A volume is functionally identical to a physical disk in the view of an application or a file system (such as UFS). Solaris Volume Manager converts I/O requests that are directed at a volume into I/O requests to the underlying member disks. Solaris Volume Manager volumes are built from slices (disk partitions) or from other Solaris Volume Manager volumes.
You use volumes to increase performance and data availability. In some instances, volumes can also increase I/O performance. Functionally, volumes behave the same way as slices. Because volumes look like slices, they are transparent to end users, applications, and file systems. Like physical devices, you can use Solaris Volume Manager software to access volumes through block or raw device names. The volume name changes depending on whether the block or raw device is used. The JumpStart installation method and Live Upgrade support the use of block devices to create mirrored file systems. See RAID Volume Name Requirements and Guidelines for details about volume names.

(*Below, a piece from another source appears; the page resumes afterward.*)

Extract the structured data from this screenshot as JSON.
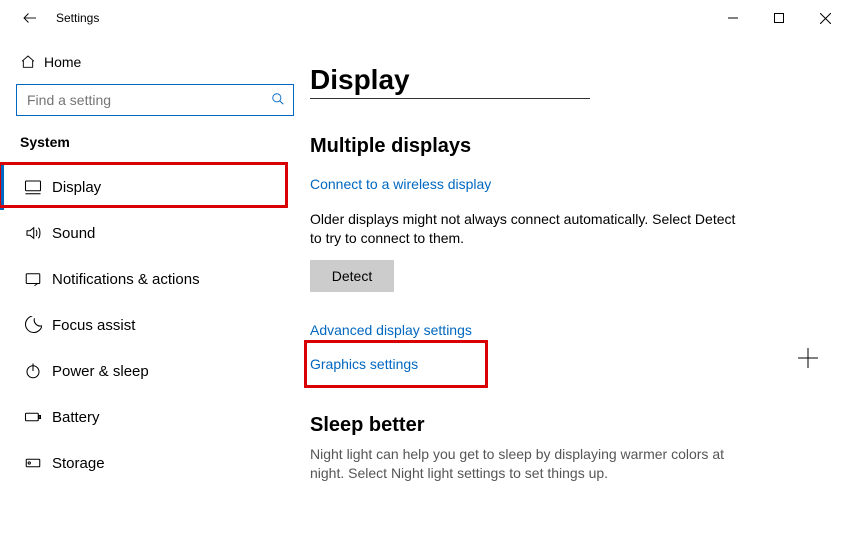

When you create RAID-1 volumes with RAID-0 volumes (single-slice concatenations), Solaris Volume Manager duplicates data on the RAID-0 submirrors and treats the submirrors as one volume.
The following figure shows a mirror that duplicates the root (/) file system over two physical disks.
Figure 8-1 Creating RAID-1 Volumes on the Root (/) File System on Two Disks
The figure shows a system with the following configuration.
The mirror that is named d30 consists of the submirrors that are named d31 and d32. The mirror, d30, duplicates the data in the root (/) file system on both submirrors.
The root (/) file system on hdisk0 is included in the single-slice concatenation that is named d31.
The root (/) file system is copied to the hard disk named hdisk1. This copy is the single-slice concatenation that is named d32.